"El gobierno de Hugo Chávez cedió a Cuba engranajes claves en el sistema de distribución de alimentos de Venezuela, tras convertir a la isla en su agente de compra en el exterior y su administrador de puertos, concesiones que constituyen un fabuloso negocio para los hermanos Castro, pero que generan escasez y enormes pérdidas para el país sudamericano", afirmó Antonio María Delgado en un reportaje que ayer salió publicado en El Nuevo Herald de Miami.
Refiere el periodista que "el gobernador del estado Carabobo, Henrique Salas Feo, dijo que gran parte de los problemas de escasez y encarecimiento del costo de la vida en Venezuela pueden ser atribuidos a la corrupción de allegados del gobierno y a la ineficiencia de los cubanos en administrar las instalaciones de Puerto Cabello".
"Puerto Cabello es la puerta de entrada de Venezuela, maneja el 80 por ciento de todo lo que entra o sale al país y desde que los cubanos tomaron el control, las cosas van de mal en peor, y eso está afectando el quehacer diario de los venezolanos" dijo Salas telefónicamente a Delgado.
Según estimaciones del gobernador, la mala gerencia y la corrupción en el puerto están provocando una demora de 30 días en los contenedores que ingresan al país, período que contrasta con las 72 horas que tomaba antes de que los cubanos asumieran el control.
Y el gobierno de Chávez también ha otorgado a empresas estatales cubanas las concesiones de adquirir productos en el exterior, situación que se presta para la corrupción.

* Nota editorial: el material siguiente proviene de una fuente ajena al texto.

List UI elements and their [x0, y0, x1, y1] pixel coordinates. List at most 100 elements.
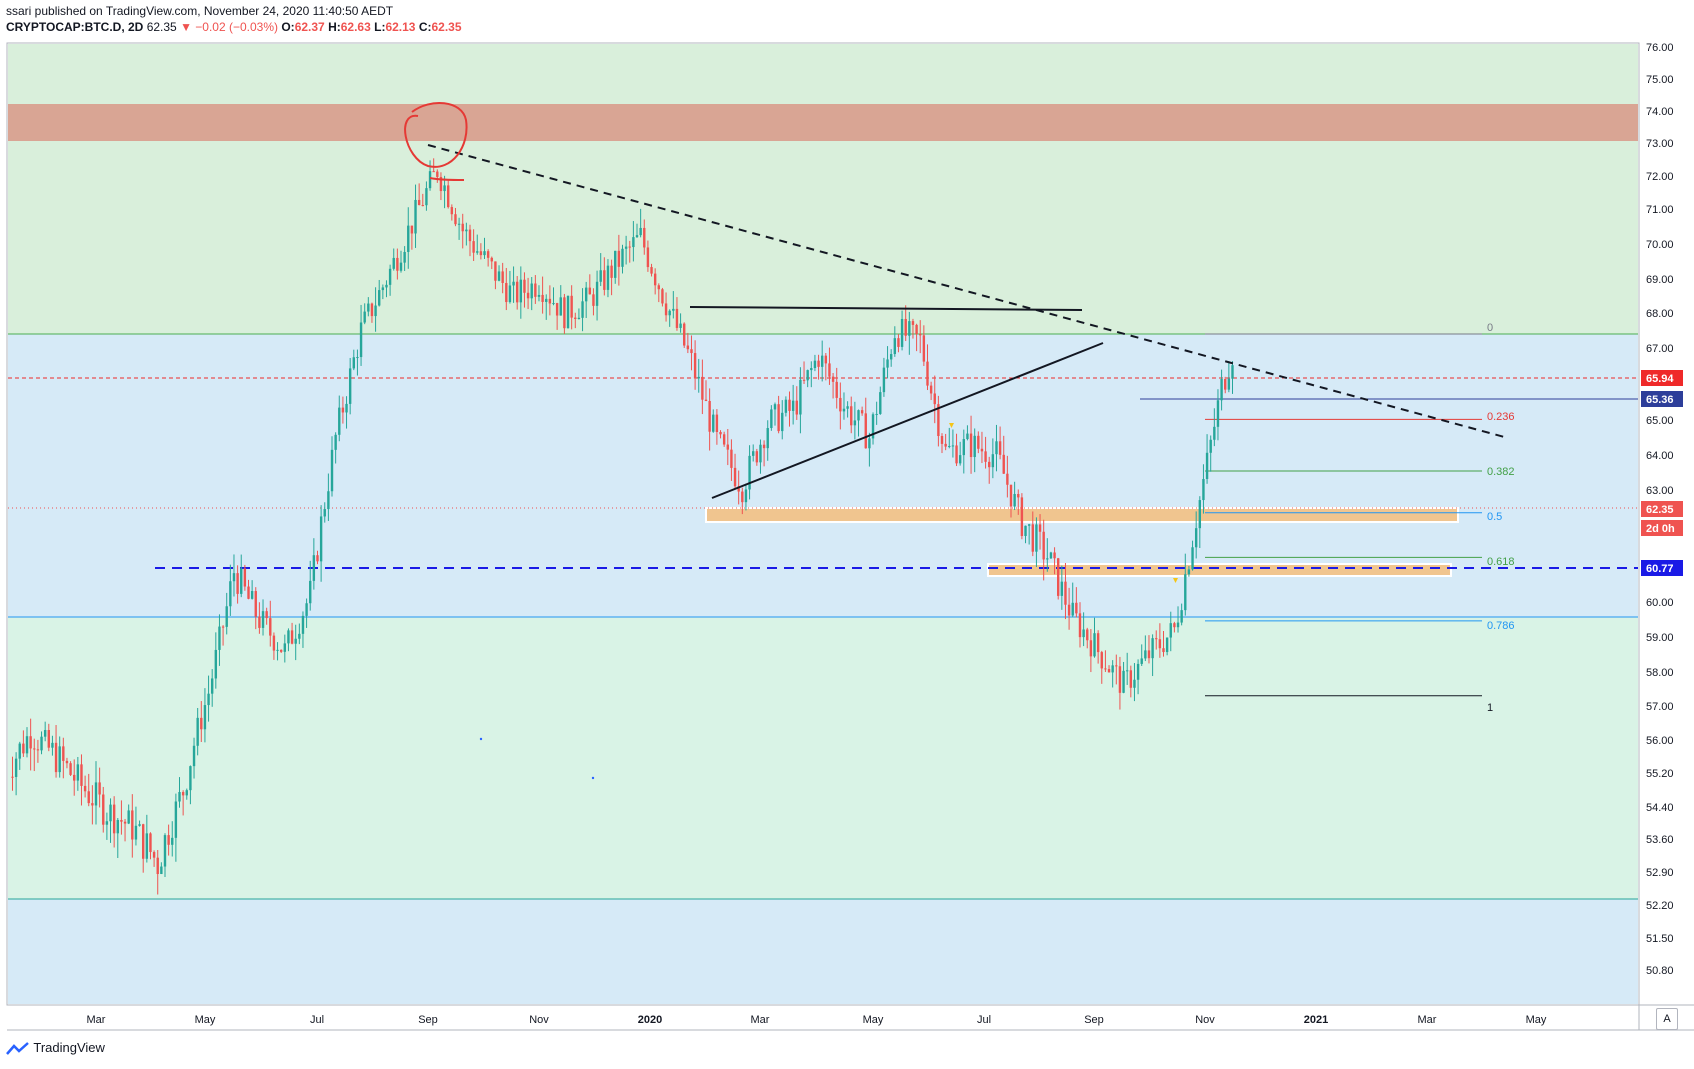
candle-body: [1180, 610, 1183, 623]
candle-body: [428, 171, 432, 189]
candle-body: [929, 385, 933, 394]
candle-body: [316, 555, 319, 562]
candle-body: [276, 649, 279, 651]
time-tick-label: Sep: [418, 1014, 438, 1026]
candle-body: [334, 434, 337, 450]
candle-body: [864, 413, 867, 449]
candle-body: [221, 626, 225, 628]
ascending-trendline[interactable]: [711, 342, 1104, 499]
price-tick-label: 53.60: [1646, 834, 1674, 846]
fibonacci-retracement[interactable]: [1205, 333, 1482, 697]
candle-body: [545, 298, 548, 302]
candle-body: [225, 606, 228, 627]
candle-body: [486, 251, 490, 258]
price-tick-label: 55.20: [1646, 768, 1674, 780]
candle-body: [341, 407, 345, 413]
candle-body: [439, 176, 443, 192]
candle-body: [824, 355, 828, 364]
time-axis[interactable]: Mar May Jul Sep Nov 2020 Mar May Jul Sep Nov 2021 Ma…: [87, 1014, 1547, 1026]
price-tick-label: 56.00: [1646, 735, 1674, 747]
candle-body: [693, 353, 697, 379]
candle-body: [966, 433, 969, 440]
candle-body: [1176, 622, 1180, 628]
price-tick-label: 67.00: [1646, 343, 1674, 355]
candle-body: [879, 392, 882, 414]
high-label: H:: [328, 20, 341, 34]
candle-body: [552, 303, 555, 305]
candle-body: [1067, 604, 1071, 616]
candle-body: [1118, 666, 1122, 693]
candle-body: [312, 555, 316, 581]
candle-body: [1191, 547, 1194, 570]
candle-body: [258, 616, 261, 628]
candle-body: [414, 199, 417, 234]
candle-body: [479, 251, 483, 256]
candle-body: [178, 792, 181, 802]
candle-body: [142, 824, 145, 859]
candle-body: [1038, 524, 1042, 532]
candle-body: [628, 246, 631, 248]
auto-scale-button[interactable]: A: [1656, 1008, 1678, 1030]
candle-body: [810, 368, 813, 371]
candle-body: [309, 580, 312, 604]
badge-65-94: 65.94: [1646, 373, 1674, 385]
time-tick-label: May: [1526, 1014, 1547, 1026]
candle-body: [672, 308, 675, 311]
candle-body: [152, 852, 156, 858]
badge-62-35-bg: [1641, 501, 1683, 517]
price-axis[interactable]: 76.00 75.00 74.00 73.00 72.00 71.00 70.00 69.00…: [1646, 42, 1674, 977]
publisher-line: ssari published on TradingView.com, Nove…: [6, 4, 394, 18]
candle-body: [806, 370, 809, 381]
dot-2: [591, 776, 595, 780]
candle-body: [388, 268, 392, 285]
candle-body: [145, 833, 149, 859]
price-tick-label: 57.00: [1646, 701, 1674, 713]
candle-body: [566, 295, 570, 329]
candle-body: [1064, 581, 1067, 605]
candle-body: [1049, 552, 1053, 559]
candle-body: [904, 318, 907, 336]
candle-body: [392, 257, 395, 269]
time-tick-label: Mar: [751, 1014, 770, 1026]
candle-body: [995, 441, 998, 455]
descending-trendline[interactable]: [427, 144, 1509, 439]
horizontal-neckline[interactable]: [689, 306, 1083, 311]
marker-yellow-1: [949, 423, 954, 428]
candle-body: [1136, 663, 1140, 680]
candle-body: [378, 290, 381, 306]
candle-body: [1104, 668, 1107, 670]
candlestick-series: [11, 158, 1234, 895]
candle-body: [646, 247, 650, 268]
candle-body: [381, 287, 385, 291]
chart-header: ssari published on TradingView.com, Nove…: [6, 3, 462, 35]
candle-body: [664, 303, 668, 316]
candle-body: [301, 615, 305, 634]
candle-body: [791, 400, 795, 411]
candle-body: [196, 717, 199, 746]
candle-body: [1071, 602, 1074, 616]
candle-body: [871, 414, 875, 439]
candle-body: [1020, 497, 1024, 537]
price-change: ▼ −0.02 (−0.03%): [180, 20, 278, 34]
candle-body: [1209, 439, 1212, 453]
candle-body: [236, 573, 239, 594]
candle-body: [461, 223, 464, 232]
candle-body: [1096, 633, 1100, 653]
tradingview-footer[interactable]: TradingView: [6, 1040, 105, 1056]
candle-body: [515, 281, 519, 303]
fib-label-0-786: 0.786: [1487, 620, 1515, 632]
badge-timer: 2d 0h: [1646, 523, 1675, 535]
price-tick-label: 74.00: [1646, 106, 1674, 118]
candle-body: [817, 360, 820, 367]
candle-body: [563, 297, 566, 329]
candle-body: [250, 591, 254, 599]
candle-body: [58, 746, 61, 773]
candle-body: [1013, 493, 1016, 507]
candle-body: [494, 261, 497, 281]
candle-body: [519, 279, 523, 303]
candle-body: [407, 225, 410, 252]
price-tick-label: 69.00: [1646, 274, 1674, 286]
candle-body: [755, 451, 759, 463]
candle-body: [265, 611, 268, 619]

"Ellos [los cubanos] controlan todo lo que entra y sale. Nosotros estamos trayendo de Nicaragua carne. Pero muchas veces ese contenedor no viene de Nicaragua, sino que hay una triangulación, donde una empresa de alimentos cubana compra la carne a un determinado precio y luego vende la carne a Venezuela con un sobreprecio", explicó.
El gobernador dijo que no hay razones prácticas para que Venezuela le haya otorgado a Cuba el negocio de comprar sus alimentos en el exterior. "Están desangrando al país", sostuvo.
Recordó Delgado que Puerto Cabello pasó a manos cubanas en el 2009 luego de que Chávez le quitó al gobierno regional la administración de las instalaciones portuarias para entregársela a Puertos del Alba, una compañía que pertenece en un 51 por ciento al Estado venezolano y en un 49 por ciento al régimen castrista.
Lo que se buscaba, era "cuidar los enormes negociados que el gobernador anterior de Carabobo", afiliado al PSUV, había montado en las instalaciones, declaró Salas.
"Pero la transferencia de la administración lo que hizo fue multiplicar la corrupción dentro del puerto, además de crear nuevas oportunidades de negocio para el gobierno de Raúl Castro", apunta el periodista.
"Un puerto está conformado por una cantidad de patios y éstos fueron entregados a amigotes de ministros, a almirantes y a generales", señaló.
"Entonces tenemos estas mafias, los dueños de los patios en Puerto Cabello, a los que les interesa que los patios estén repletos de contenedores y salgan lo más lento posible. De esa manera desvalijan a PDVSA, cobrándole los días que tiene cada contenedor en los patios", sostuvo.
"Les interesa que los puertos no sean eficientes porque ganan por la ineficiencia del puerto. Es decir, que la ineficiencia y la corrupción están haciendo que la economía venezolana no vaya a la velocidad con que tiene que ir", agregó.